チェリーと缶ピース

「いやあ~ 西村警部から“とんかつ講義”をやられちまったよ」


 取調室から出て来た石原刑事がぼやく。


「『いいか、石原! “ちゃんとしたとんかつ”ってぇのはその店の“作品”だ!! そして常日頃、店主は試行錯誤を繰り返している。だから“新作”は率先して食するべきだし、例え変だと感じても最初はその店の流儀に従うもんだ!! まあ淀橋署管内なら“とんかつ三雪みゆき”がピカ一だな』だってよ! 柴門!お前、どう思う?」


「どうって……本店の西村警部はグルメなんすか?」


久留米くるめ? 西村警部は甲府の出だよ」


 この“昭和の世界”に転生する前の柴門刑事は令和の世界で……同じ西新宿の地にある高層ビルに通勤していたOLの由美だった。そう言ったわけで時々時代にそぐわない言葉が出てしまう。

今も心の中で『テヘペロ』をしながら柴門は取調室に入る。


 柴門を一瞥した西村警部は、もう定年間近にも関わらずどこかギラギラとした殺気を感じさせる“いかにも叩き上げ”といった刑事だ。


 泣く子も黙るそのベテラン刑事がなぜ調べを受けているかと言うと、彼の一人娘を殺害した強盗殺人の容疑者だった“江藤三郎“が昨日、何者かに銃殺されたからだ。


 “本店”のマル暴所属のベテラン刑事”の取り調べにはさすがの“強捜係の面々”も手を焼いていた。

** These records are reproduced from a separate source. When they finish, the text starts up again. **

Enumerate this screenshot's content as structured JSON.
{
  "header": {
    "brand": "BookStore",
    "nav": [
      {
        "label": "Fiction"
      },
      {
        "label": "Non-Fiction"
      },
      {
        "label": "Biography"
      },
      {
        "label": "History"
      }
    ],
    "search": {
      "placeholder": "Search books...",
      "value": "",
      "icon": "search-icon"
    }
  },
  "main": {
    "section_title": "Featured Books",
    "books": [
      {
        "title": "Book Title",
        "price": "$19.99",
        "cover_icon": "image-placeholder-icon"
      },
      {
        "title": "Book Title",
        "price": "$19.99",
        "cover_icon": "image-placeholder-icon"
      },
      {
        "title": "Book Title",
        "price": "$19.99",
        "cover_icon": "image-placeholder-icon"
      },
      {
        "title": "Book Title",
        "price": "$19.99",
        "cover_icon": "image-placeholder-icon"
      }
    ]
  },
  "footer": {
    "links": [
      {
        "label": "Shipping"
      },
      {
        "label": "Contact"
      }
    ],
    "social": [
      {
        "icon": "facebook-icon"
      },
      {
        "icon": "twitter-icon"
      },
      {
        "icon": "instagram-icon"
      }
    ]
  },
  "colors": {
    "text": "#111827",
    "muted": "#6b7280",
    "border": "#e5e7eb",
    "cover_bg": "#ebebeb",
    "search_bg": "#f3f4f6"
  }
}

実際、西村警部は柴門を一瞥しただけで、いくつか吸い殻の残っている灰皿を眺め、ただ要求する。

「おい! タバコくれ!」


柴門はブスッとしながらタバコの箱を取り出し、西村警部の目の前でサッと1本振り出す。


「お前みたいな恰好ばかりはいらねえな」


「どういう事です?!」


「いかにも“支店”のボンクラが好きそうなフィルター付き……タバコと言えば両切りだろ! “渡”か“タニ”は居ねえのか?!」


『コイツ!! 渡警部や谷山さんを呼び捨てにしやがって!!』

と心の中で悪態をつきながらチノパンは西村警部を見据える。


「そんなに“支店”の刑事が気に食わないですか?」


「ああ!“江藤三郎“を挙げられなかったからな!オレが乗り出していればこんな事にはならなかっただろうよ」


「だから、別のヤマで挙げられ服役していた江藤の出所を待ち構えて殺したんですか?!」


「それが唐変木ってんだ! 江藤は数年前に十川とがわ組から出回っていた粗悪な改造拳銃で射殺されたんだろ?!」


「あなたならそんな事はしないとおっしゃるのですか?」


「それ以前の話だ!!」


 こんな押し問答を繰り返しているとドアが開き、谷山警部補が入って来て紺色のタバコの缶を机の上に置いた。